The IPv4 header “features” a flag called Don’t Fragment (DF). It dictates whether the source allows routers to fragment the packet.
In IPv6, packets can never be fragmented by routers. DF is implicit and always active.
When there’s a translator in the middle, an IPv4 packet which can be fragmented becomes an IPv6 packet that must not be fragmented.
So what happens if the packet is too big?
(Actual packet sizes are different due to headers changes, but you get the point.)
It is implementation defined. If n4 is smart, it will try to decrease the lenght of the packet. If it is not, the packet will never reach n6.

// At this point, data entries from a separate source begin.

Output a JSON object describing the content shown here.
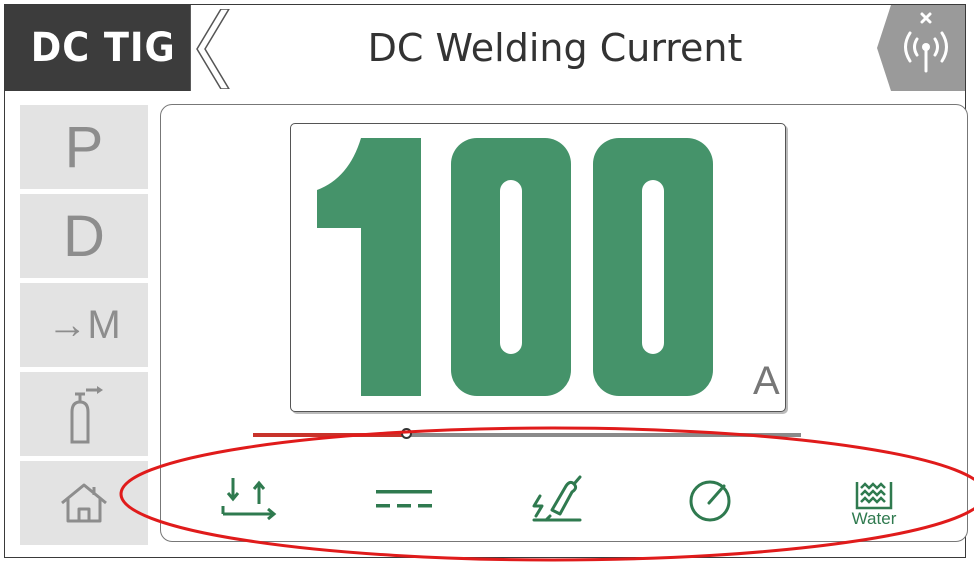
{
  "header": {
    "mode": "DC TIG",
    "title": "DC Welding Current"
  },
  "sidebar": {
    "items": [
      {
        "label": "P",
        "name": "program"
      },
      {
        "label": "D",
        "name": "display"
      },
      {
        "label": "→M",
        "name": "memory"
      },
      {
        "label": "",
        "name": "gas",
        "icon": "gas-bottle-icon"
      },
      {
        "label": "",
        "name": "home",
        "icon": "home-icon"
      }
    ]
  },
  "current": {
    "value": "100",
    "unit": "A",
    "slider_fraction": 0.28
  },
  "bottom_icons": [
    {
      "name": "trigger-mode-icon"
    },
    {
      "name": "dc-output-icon"
    },
    {
      "name": "torch-icon"
    },
    {
      "name": "gauge-icon"
    },
    {
      "name": "water-cooling-icon",
      "label": "Water"
    }
  ],
  "colors": {
    "value": "#45936a",
    "header_dark": "#3c3c3c",
    "annotation": "#e01b1b",
    "slider_fill": "#c8332b"
  }
}
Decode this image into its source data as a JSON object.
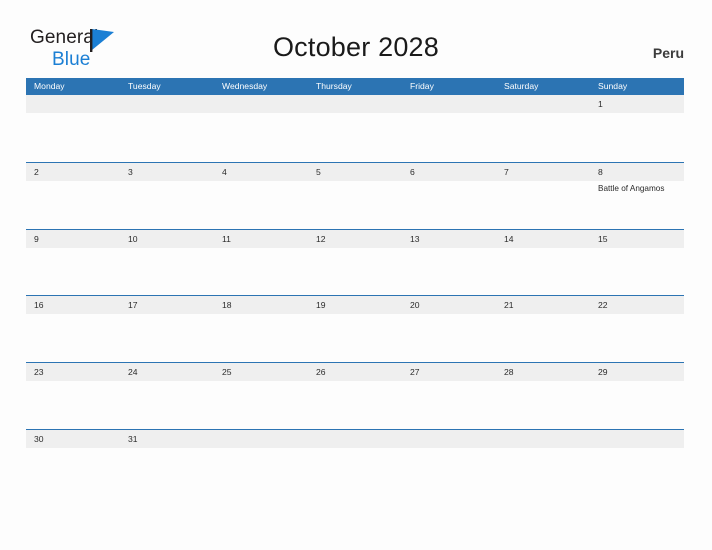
{
  "logo": {
    "word1": "General",
    "word2": "Blue",
    "flag_icon": "blue-triangle-flag-icon",
    "word1_color": "#231f20",
    "word2_color": "#1b7fd4",
    "flag_color": "#1b7fd4"
  },
  "header": {
    "title": "October 2028",
    "country": "Peru"
  },
  "theme": {
    "accent": "#2c74b3",
    "band": "#efefef",
    "page_bg": "#fdfdfd",
    "text": "#2b2b2b"
  },
  "calendar": {
    "weekdays": [
      "Monday",
      "Tuesday",
      "Wednesday",
      "Thursday",
      "Friday",
      "Saturday",
      "Sunday"
    ],
    "weeks": [
      {
        "days": [
          {
            "num": "",
            "events": []
          },
          {
            "num": "",
            "events": []
          },
          {
            "num": "",
            "events": []
          },
          {
            "num": "",
            "events": []
          },
          {
            "num": "",
            "events": []
          },
          {
            "num": "",
            "events": []
          },
          {
            "num": "1",
            "events": []
          }
        ]
      },
      {
        "days": [
          {
            "num": "2",
            "events": []
          },
          {
            "num": "3",
            "events": []
          },
          {
            "num": "4",
            "events": []
          },
          {
            "num": "5",
            "events": []
          },
          {
            "num": "6",
            "events": []
          },
          {
            "num": "7",
            "events": []
          },
          {
            "num": "8",
            "events": [
              "Battle of Angamos"
            ]
          }
        ]
      },
      {
        "days": [
          {
            "num": "9",
            "events": []
          },
          {
            "num": "10",
            "events": []
          },
          {
            "num": "11",
            "events": []
          },
          {
            "num": "12",
            "events": []
          },
          {
            "num": "13",
            "events": []
          },
          {
            "num": "14",
            "events": []
          },
          {
            "num": "15",
            "events": []
          }
        ]
      },
      {
        "days": [
          {
            "num": "16",
            "events": []
          },
          {
            "num": "17",
            "events": []
          },
          {
            "num": "18",
            "events": []
          },
          {
            "num": "19",
            "events": []
          },
          {
            "num": "20",
            "events": []
          },
          {
            "num": "21",
            "events": []
          },
          {
            "num": "22",
            "events": []
          }
        ]
      },
      {
        "days": [
          {
            "num": "23",
            "events": []
          },
          {
            "num": "24",
            "events": []
          },
          {
            "num": "25",
            "events": []
          },
          {
            "num": "26",
            "events": []
          },
          {
            "num": "27",
            "events": []
          },
          {
            "num": "28",
            "events": []
          },
          {
            "num": "29",
            "events": []
          }
        ]
      },
      {
        "days": [
          {
            "num": "30",
            "events": []
          },
          {
            "num": "31",
            "events": []
          },
          {
            "num": "",
            "events": []
          },
          {
            "num": "",
            "events": []
          },
          {
            "num": "",
            "events": []
          },
          {
            "num": "",
            "events": []
          },
          {
            "num": "",
            "events": []
          }
        ]
      }
    ]
  }
}
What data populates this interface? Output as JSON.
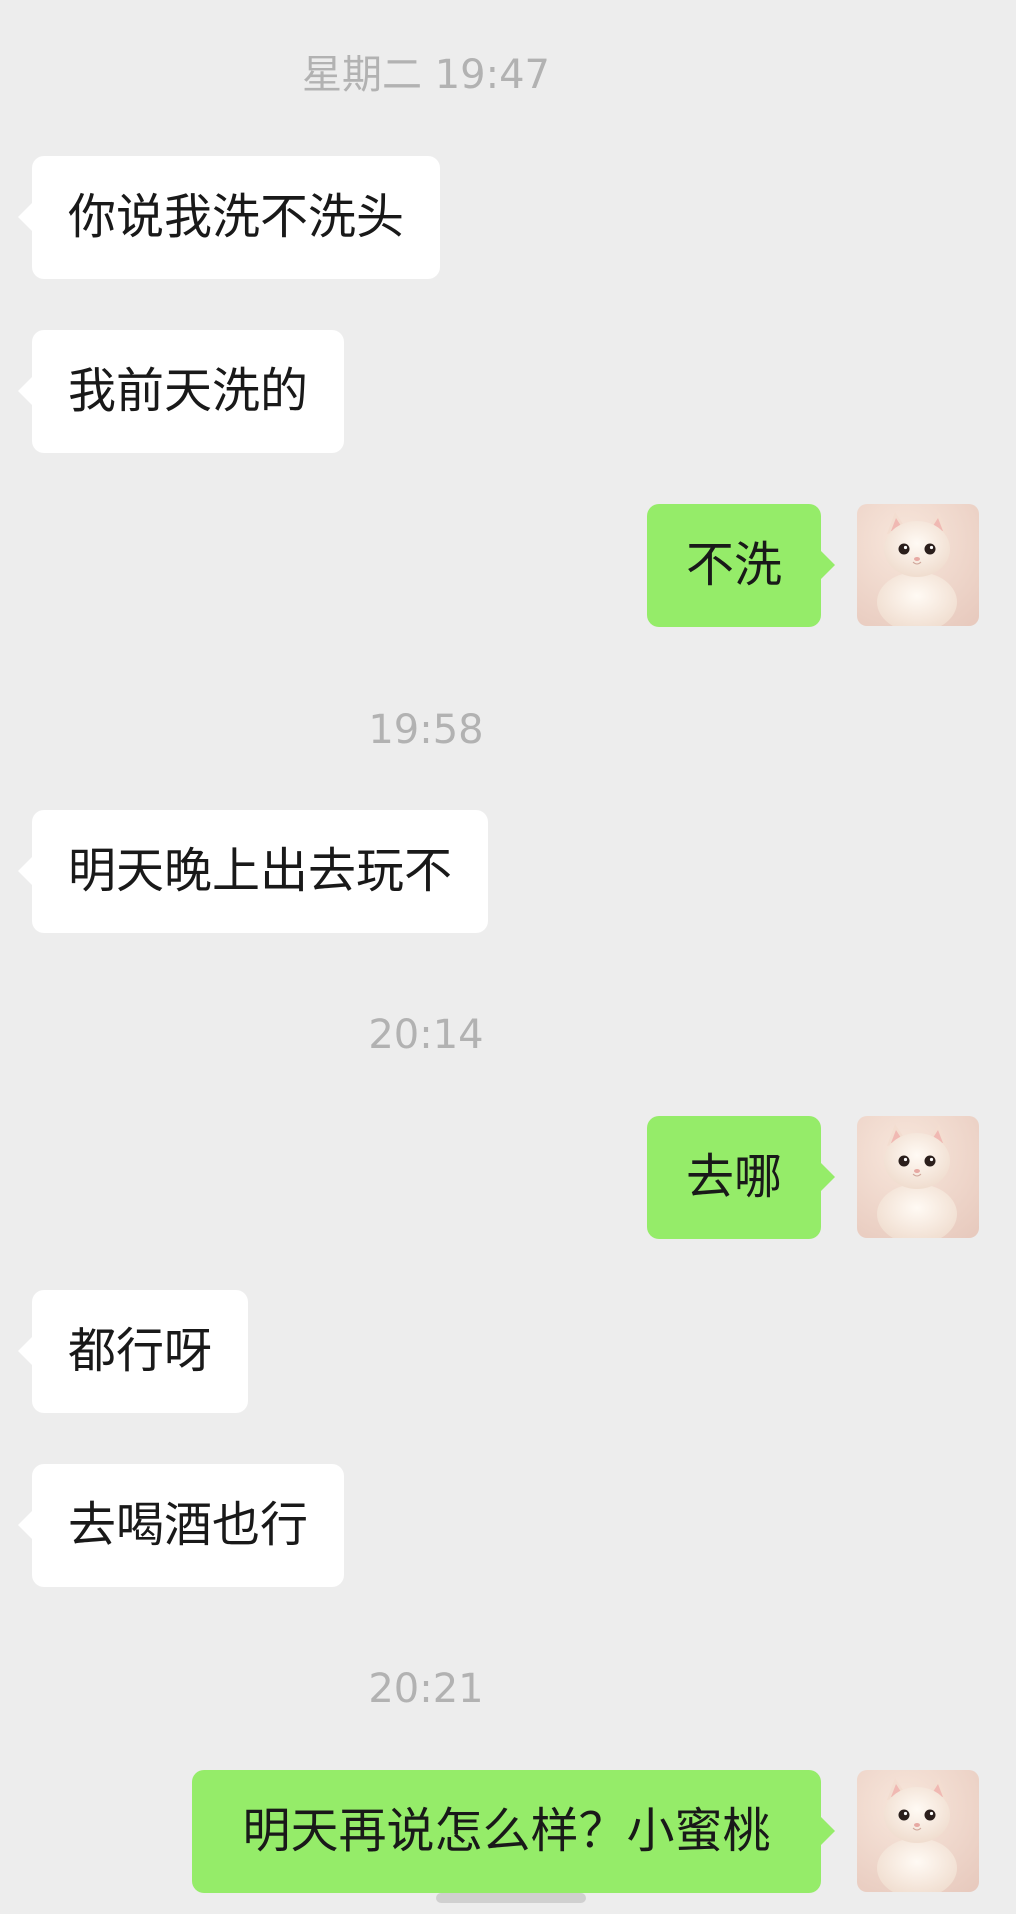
{
  "messages": {
    "ts1": "星期二 19:47",
    "m1": "你说我洗不洗头",
    "m2": "我前天洗的",
    "m3": "不洗",
    "ts2": "19:58",
    "m4": "明天晚上出去玩不",
    "ts3": "20:14",
    "m5": "去哪",
    "m6": "都行呀",
    "m7": "去喝酒也行",
    "ts4": "20:21",
    "m8": "明天再说怎么样？小蜜桃"
  },
  "avatar": {
    "icon": "cat-avatar-icon",
    "alt": "self avatar"
  },
  "colors": {
    "background": "#ededed",
    "incoming_bubble": "#ffffff",
    "outgoing_bubble": "#95ec69",
    "timestamp_text": "#b2b2b2",
    "message_text": "#191919"
  }
}
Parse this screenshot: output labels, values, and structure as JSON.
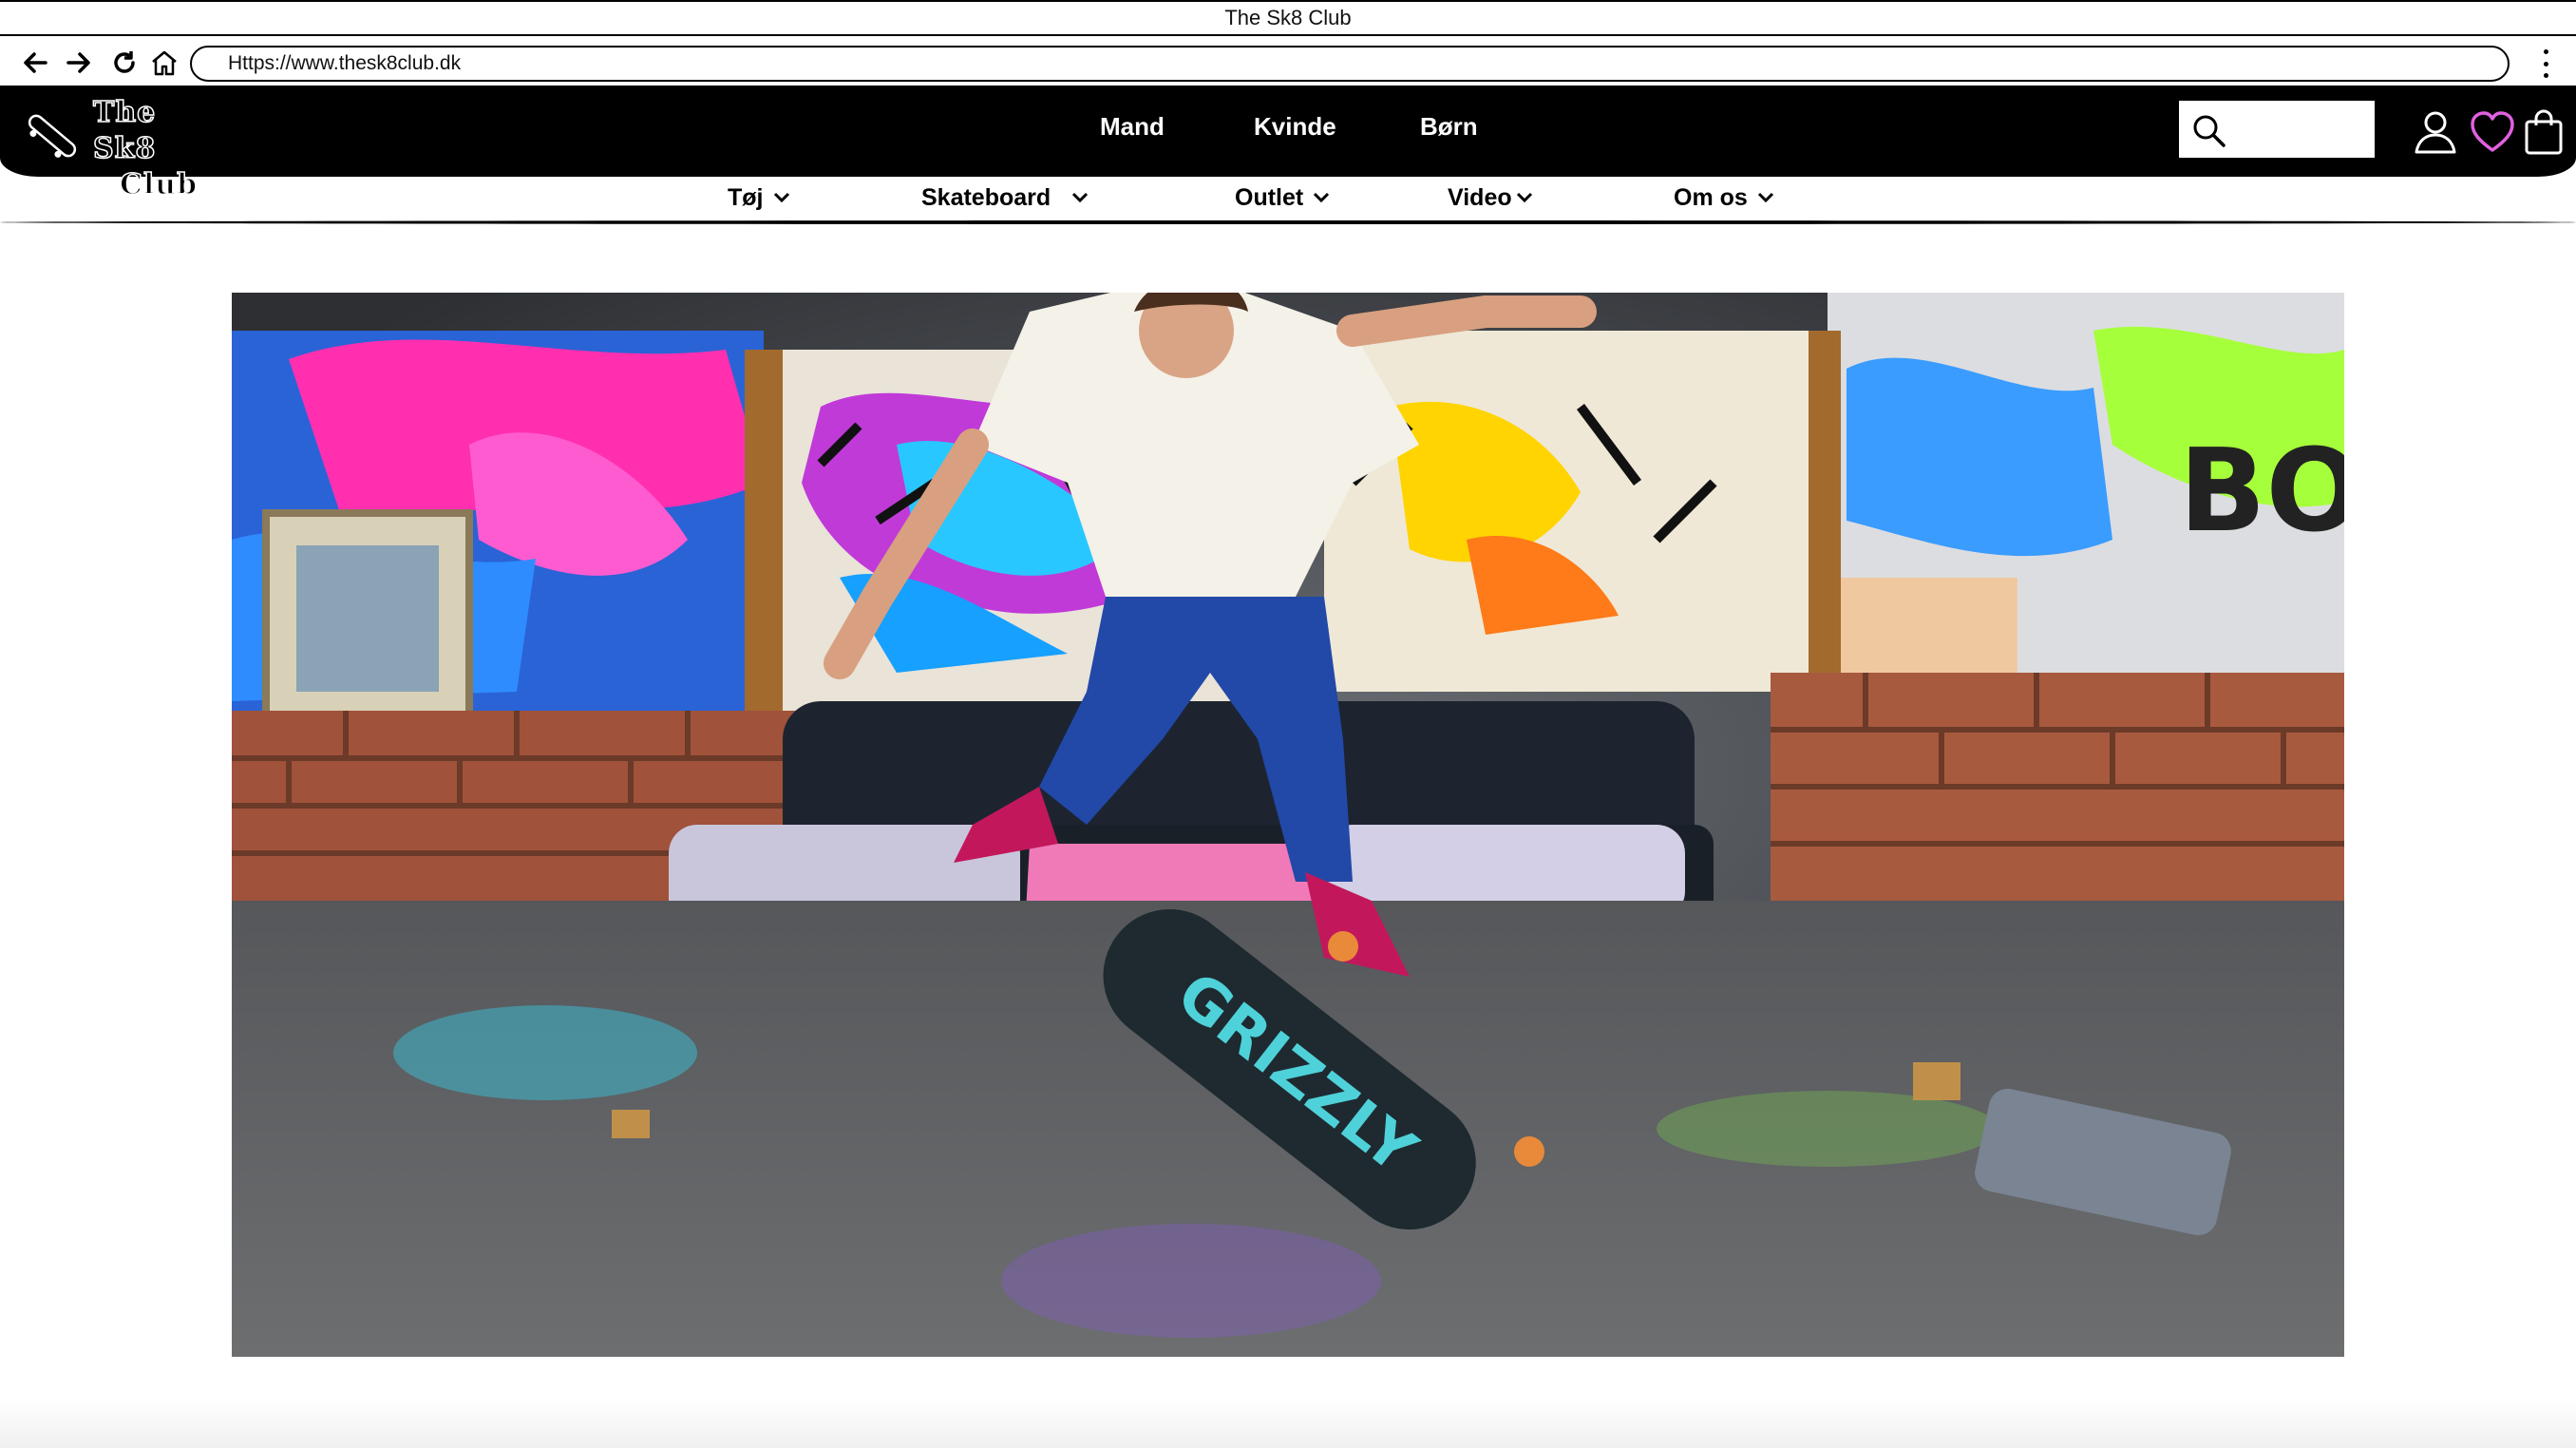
{
  "window": {
    "title": "The Sk8 Club"
  },
  "browser": {
    "url": "Https://www.thesk8club.dk",
    "icons": [
      "back-arrow-icon",
      "forward-arrow-icon",
      "reload-icon",
      "home-icon",
      "more-vertical-icon"
    ]
  },
  "header": {
    "logo": {
      "line1": "The Sk8",
      "line2": "Club",
      "icon": "skateboard-icon"
    },
    "nav": [
      {
        "label": "Mand"
      },
      {
        "label": "Kvinde"
      },
      {
        "label": "Børn"
      }
    ],
    "search": {
      "placeholder": "",
      "icon": "search-icon"
    },
    "icons": [
      "user-icon",
      "heart-icon",
      "shopping-bag-icon"
    ],
    "accent_color": "#e060e0"
  },
  "subnav": [
    {
      "label": "Tøj"
    },
    {
      "label": "Skateboard"
    },
    {
      "label": "Outlet"
    },
    {
      "label": "Video"
    },
    {
      "label": "Om os"
    }
  ],
  "hero": {
    "description_icon": "skater-kickflip-photo",
    "board_text": "GRIZZLY"
  }
}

Proper implementations today actually use Path MTU discovery and therefore never unset the DF flag. Still, stubborn or legacy code is not unheard of.
By the way: when you want to know a link’s MTU, ask Linux:
$ ip link (...) 2: eth0: <BROADCAST,MULTICAST,UP,LOWER_UP> mtu 1500 qdisc pfifo_fast state UP mode DEFAULT group default qlen 1000 link/ether 08:00:27:bf:a6:6e brd ff:ff:ff:ff:ff:ff
If you know the smallest MTU across all your IPv6 networks, tell T about it:
T knows it’s translating, so it knows it has to fragment even though it’s sort of an IPv6 router.
Jool used to have a flag called
--minMTU6 to do this. Because deferring fragmentation to the kernel is considered better practice, you now configure it on Linux starting from Jool 3.3.
ip link set dev eth0 mtu 1300
If you don’t know the minimum MTU of your IPv6 networks, assign 1280. Every IPv6 node must be able to handle at least 1280 bytes per packet by standard.